WOW | People

It’s a hard life; But it’s still LIFE

In this race of life, we must often dare to rise above obstacles, no matter time or circumstance. Whether small or big, we must work to fulfill our responsibilities and build self reliance. Among thousands of people walking unknown on the streets, there are a few that stand out with hard work and determination written across their face. They meet life’s challenges head on with a smile, not losing hope, building a secure tomorrow. In this edition, WOW spoke to four women street vendors to learn about their work, their life and their dreams. Excerpts:

Shiksha Upreti
22 (Balaju)
Runs a second-hand bookstore in Jamal

“Some people complain these books are old and sometimes the syllabus changes. This sets back my business. I chose to do this because I believe in the power of education. Book sellers are here to serve and secure people’s right to study and knowledge.

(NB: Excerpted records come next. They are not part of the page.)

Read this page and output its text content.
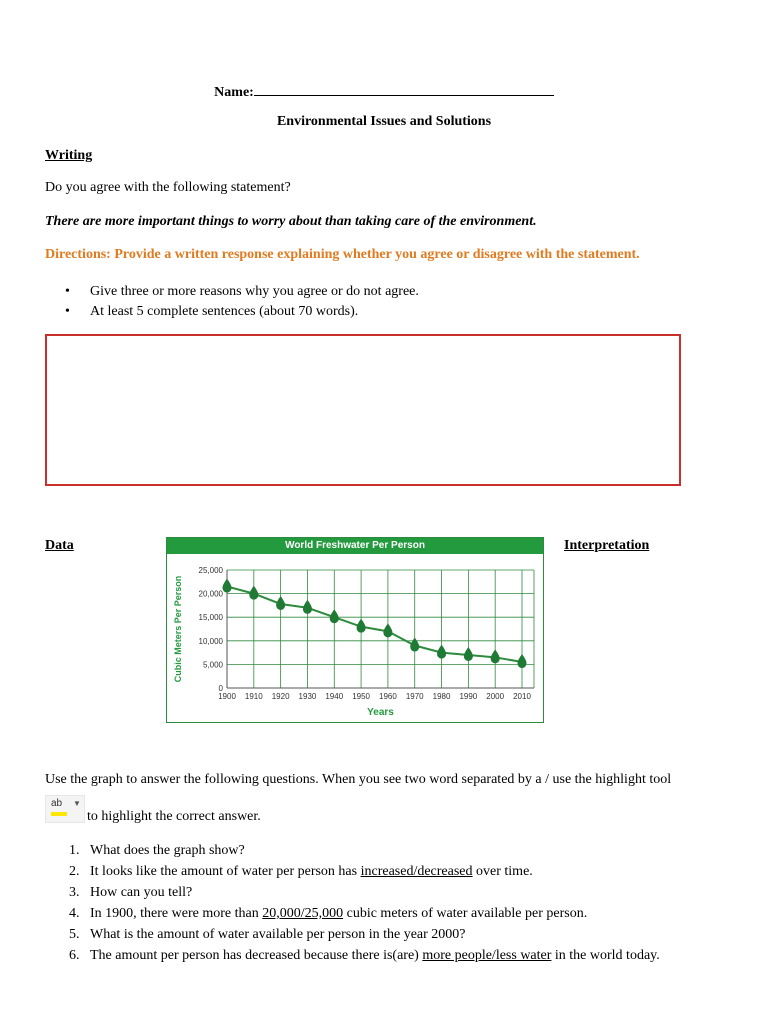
Name:
Environmental Issues and Solutions
Writing
Do you agree with the following statement?
There are more important things to worry about than taking care of the environment.
Directions: Provide a written response explaining whether you agree or disagree with the statement.
• Give three or more reasons why you agree or do not agree.
• At least 5 complete sentences (about 70 words).
Data	Interpretation
World Freshwater Per Person
0
5,000
10,000
15,000
20,000
25,000
1900 1910 1920 1930 1940 1950 1960 1970 1980 1990 2000 2010
Cubic Meters Per Person
Years
Use the graph to answer the following questions. When you see two word separated by a / use the highlight tool
ab ▼
to highlight the correct answer.
1. What does the graph show?
2. It looks like the amount of water per person has increased/decreased over time.
3. How can you tell?
4. In 1900, there were more than 20,000/25,000 cubic meters of water available per person.
5. What is the amount of water available per person in the year 2000?
6. The amount per person has decreased because there is(are) more people/less water in the world today.
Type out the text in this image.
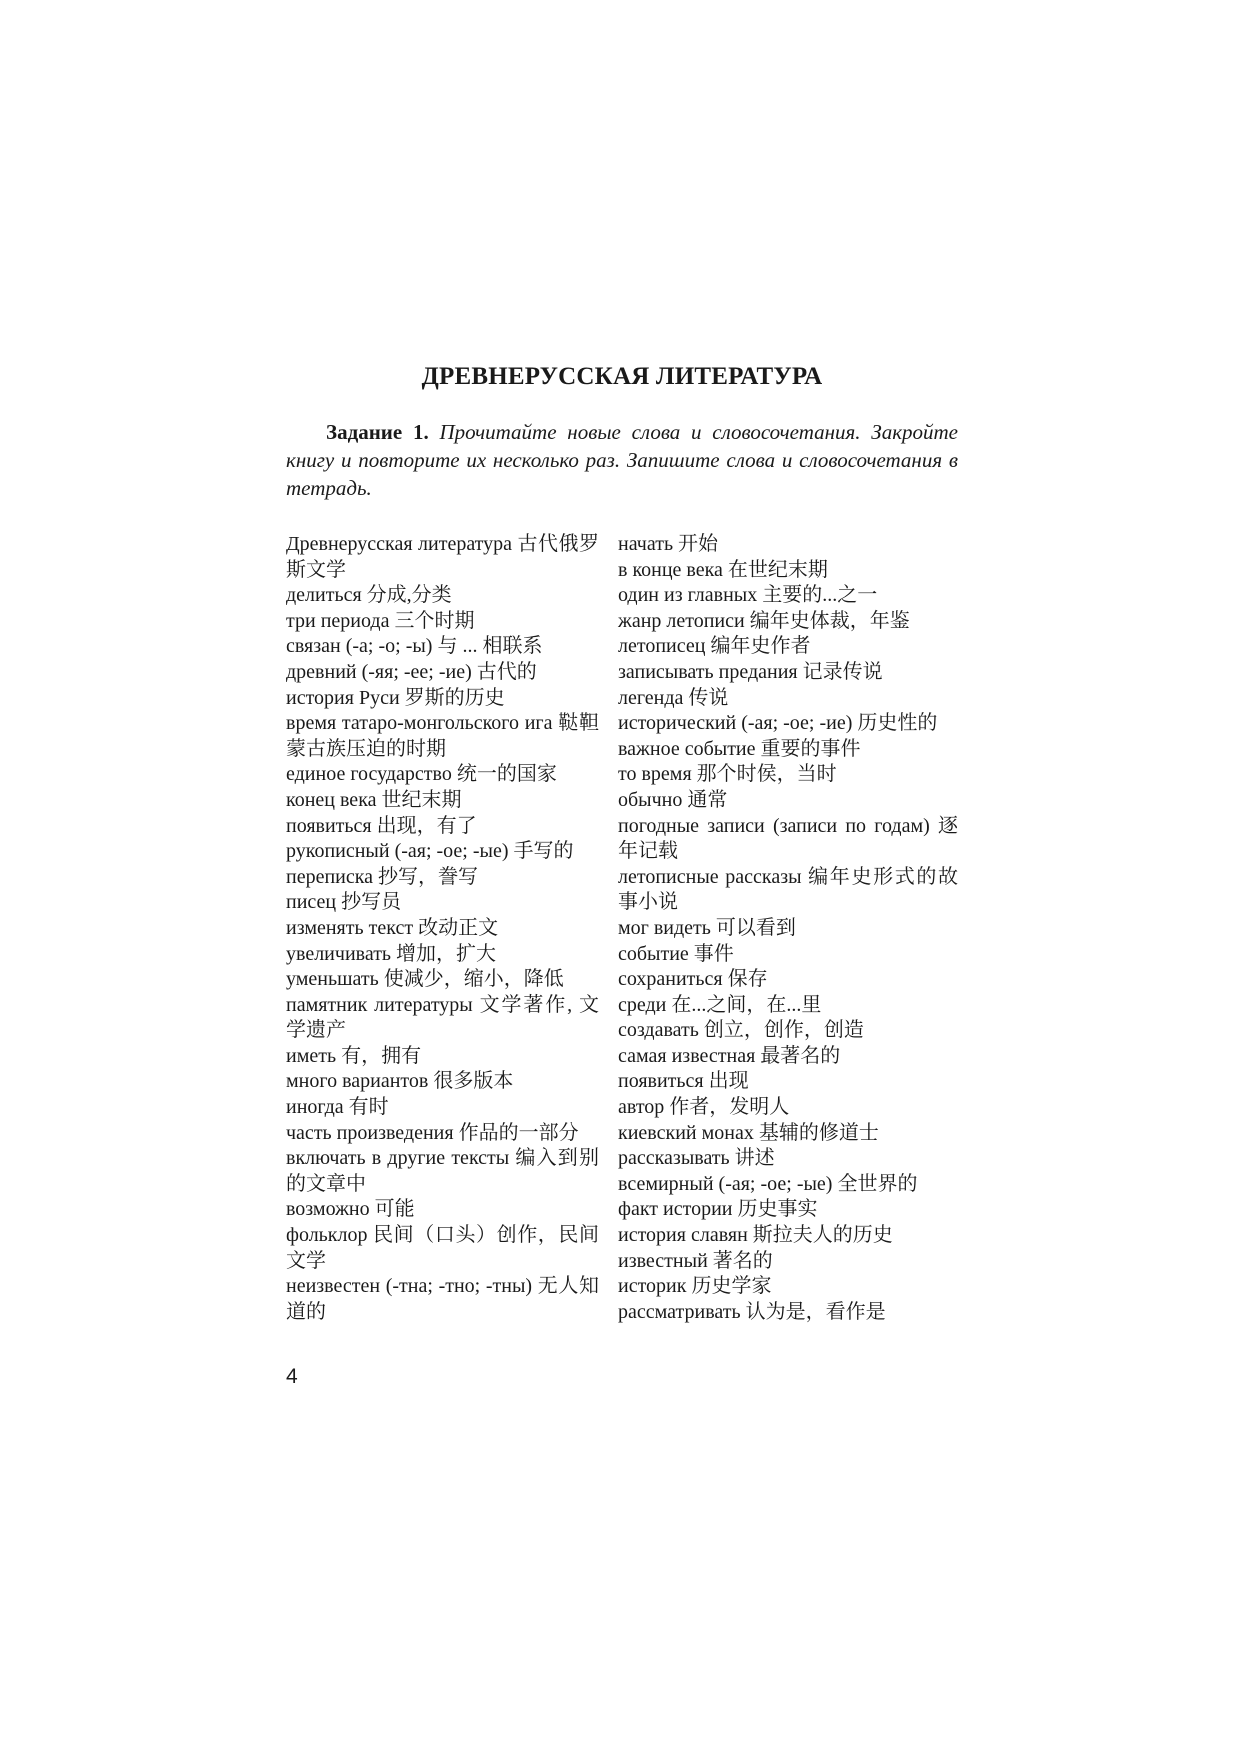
ДРЕВНЕРУССКАЯ ЛИТЕРАТУРА

Задание 1. Прочитайте новые слова и словосочетания. Закройте книгу и повторите их несколько раз. Запишите слова и словосочетания в тетрадь.

Древнерусская литература 古代俄罗斯文学
делиться 分成,分类
три периода 三个时期
связан (-а; -о; -ы) 与 ... 相联系
древний (-яя; -ее; -ие) 古代的
история Руси 罗斯的历史
время татаро-монгольского ига 鞑靼蒙古族压迫的时期
единое государство 统一的国家
конец века 世纪末期
появиться 出现，有了
рукописный (-ая; -ое; -ые) 手写的
переписка 抄写，誊写
писец 抄写员
изменять текст 改动正文
увеличивать 增加，扩大
уменьшать 使减少，缩小，降低
памятник литературы 文学著作, 文学遗产
иметь 有，拥有
много вариантов 很多版本
иногда 有时
часть произведения 作品的一部分
включать в другие тексты 编入到别的文章中
возможно 可能
фольклор 民间（口头）创作，民间文学
неизвестен (-тна; -тно; -тны) 无人知道的
начать 开始
в конце века 在世纪末期
один из главных 主要的...之一
жанр летописи 编年史体裁，年鉴
летописец 编年史作者
записывать предания 记录传说
легенда 传说
исторический (-ая; -ое; -ие) 历史性的
важное событие 重要的事件
то время 那个时侯，当时
обычно 通常
погодные записи (записи по годам) 逐年记载
летописные рассказы 编年史形式的故事小说
мог видеть 可以看到
событие 事件
сохраниться 保存
среди 在...之间，在...里
создавать 创立，创作，创造
самая известная 最著名的
появиться 出现
автор 作者，发明人
киевский монах 基辅的修道士
рассказывать 讲述
всемирный (-ая; -ое; -ые) 全世界的
факт истории 历史事实
история славян 斯拉夫人的历史
известный 著名的
историк 历史学家
рассматривать 认为是，看作是
4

But it would be hard for us to survive without profit, and yet some people expect to get these books for free,” says Shiksha Upreti who runs a second hand bookshop.

The business was started by her father years ago, and it’s been five years since Shiksha has been helping him. From 9 am to 3 pm, she works in the shop and then attends evening classes at Tri-Chandra College. She loves to write poems and stories, and believes that good times and bad are both a part of life’s journey…what really matters is your attitude. Shiksha is also one of the very few young people who believes that no work is too small or too big for the person who believes in the power of dreams.

Shiksha’s Dream: “I want to teach children through art; particularly children with autism and visual impairment. I also want to make my bookstore computerised and well managed.”